Видную роль в этой торговле играли купцы из Регенсбурга, так называемые «руссарии», то есть торговцы русскими товарами, главным образом мехами, за которыми они ездили на Русь, а также моравы и ломбардцы, в особенности же евреи. Как уже упоминалось, в Киеве наряду с немецкими, польскими и итальянскими подворьями в те годы существовал и большой еврейский посад, куда русские книжники ходили устраивать прения с седобородыми раввинами и где позднее автор «Слова о полку Игореве», может быть, впервые прочитал в переводе «Иудейскую войну» Иосифа Флавия и заимствовал у него две или три метафоры. Повсюду на этом торговом пути стояли молитвенные дома, в том числе кирпичная синагога в Праге, бывшая центром иудейской учености. Около нее находилось знаменитое кладбище с каменными плитами в виде скрижалей. На других могильных памятниках виднелись семисвечники или пальмовые ветви, напоминавшие о далекой Палестине.

Наконец ладьи приплыли в Регенсбург, богатый город, перед которым заискивал сам император, зная, что здешние банкиры могут в трудную минуту снабдить его значительными суммами денег и даже золотыми монетами арабской и константинопольской чеканки. Средиземное море в те годы находилось во власти сарацинских кораблей, и морская торговля Европы с богатым Востоком замерла; даже греки, торгуя с Северной Италией, вынуждены были пользоваться не удобным сообщением по морю, а сухопутными дорогами. Херсонес тоже направлял свои товары в Регенсбург через Киев и Прагу, и этот торговый путь связывал столицу Руси с западным миром. На севере такой связью служило Варяжское море.

В Регенсбурге путешественники остановились в аббатстве св. Эммерама, где русскую принцессу, ехавшую со знакомыми аббату епископами, приняли с большим почетом. Приором монастыря был известный в ученых кругах автор «Комментариев к житию св.

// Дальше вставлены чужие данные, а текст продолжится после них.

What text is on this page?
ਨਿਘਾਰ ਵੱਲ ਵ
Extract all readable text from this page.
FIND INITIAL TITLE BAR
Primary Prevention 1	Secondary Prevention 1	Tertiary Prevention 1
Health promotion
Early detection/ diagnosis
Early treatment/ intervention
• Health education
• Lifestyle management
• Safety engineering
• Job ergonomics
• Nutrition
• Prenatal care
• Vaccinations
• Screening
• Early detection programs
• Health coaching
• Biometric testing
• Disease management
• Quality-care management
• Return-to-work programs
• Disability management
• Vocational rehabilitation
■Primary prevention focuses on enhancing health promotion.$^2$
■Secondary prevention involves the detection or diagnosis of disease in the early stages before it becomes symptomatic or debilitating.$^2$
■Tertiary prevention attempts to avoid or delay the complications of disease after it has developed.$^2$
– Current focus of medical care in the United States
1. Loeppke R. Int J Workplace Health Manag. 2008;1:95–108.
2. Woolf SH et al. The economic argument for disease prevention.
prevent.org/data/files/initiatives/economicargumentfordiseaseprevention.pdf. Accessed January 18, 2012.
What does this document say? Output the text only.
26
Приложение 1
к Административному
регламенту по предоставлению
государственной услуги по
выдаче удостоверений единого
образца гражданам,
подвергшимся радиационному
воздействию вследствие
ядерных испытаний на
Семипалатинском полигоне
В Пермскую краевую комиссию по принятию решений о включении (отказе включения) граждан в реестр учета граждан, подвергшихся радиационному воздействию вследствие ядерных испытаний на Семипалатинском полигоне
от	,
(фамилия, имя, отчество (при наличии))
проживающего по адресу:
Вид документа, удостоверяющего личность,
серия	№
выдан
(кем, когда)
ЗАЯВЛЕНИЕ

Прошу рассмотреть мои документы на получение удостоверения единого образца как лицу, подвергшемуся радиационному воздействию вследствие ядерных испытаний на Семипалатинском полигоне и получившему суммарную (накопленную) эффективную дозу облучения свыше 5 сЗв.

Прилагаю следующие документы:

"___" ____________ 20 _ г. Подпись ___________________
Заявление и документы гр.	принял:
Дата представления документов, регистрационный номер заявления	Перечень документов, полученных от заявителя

Мариана», друг епископа Готье Савейера, с которым он сблизился в прошлом году за чашей доброго венгерского вина и за долгими вечерними разговорами о мудрости Аристотеля, когда посольство направлялось по этой же дороге в Киев. Прежде всего старый аббат спросил, удалось ли посольству приобрести мощи св. Климента. Он сам надеялся выпросить у епископов хотя бы небольшую косточку для своего монастыря, которой было бы вполне достаточно, чтобы обогатить аббатство. Но послам пришлось огорчить его: по наущению Иллариона и митрополита Феопемпта, как разузнал длинноносый Людовикус, Ярослав не пожелал расстаться с такой святыней, как глава мученика, и аббат был крайне раздосадован этим известием.

В аббатстве текла размеренная жизнь. Анна видела, как в положенные часы монахи шли попарно в церковь, опустив головы и засунув руки в широкие рукава коричневых сутан. Вскоре после этого из капеллы раздавались довольно нестройное пение и сладостные звуки органа. Анна наблюдала все это из окна соседнего дома, принадлежавшего богатому купцу, который торговал русскими мехами и имел дела с Ярославом, поэтому почел за честь дать приют под своей кровлей такой знатной особе, как Анна, не говоря уже о том, что это случайное обстоятельство могло ему послужить в будущем к большой торговой выгоде. В ограде же аббатства проживать женщинам не разрешалось. Впрочем, некоторые местные плутовки, кажется, знали дорогу в монастырь через потайную дверь в ограде с той стороны, где тропинка спускалась к Дунаю. Эта дверь порою приоткрывалась, и какая-то тень проскальзывала в монастырскую тишину, среди которой старый аббат писал свои благочестивые комментарии.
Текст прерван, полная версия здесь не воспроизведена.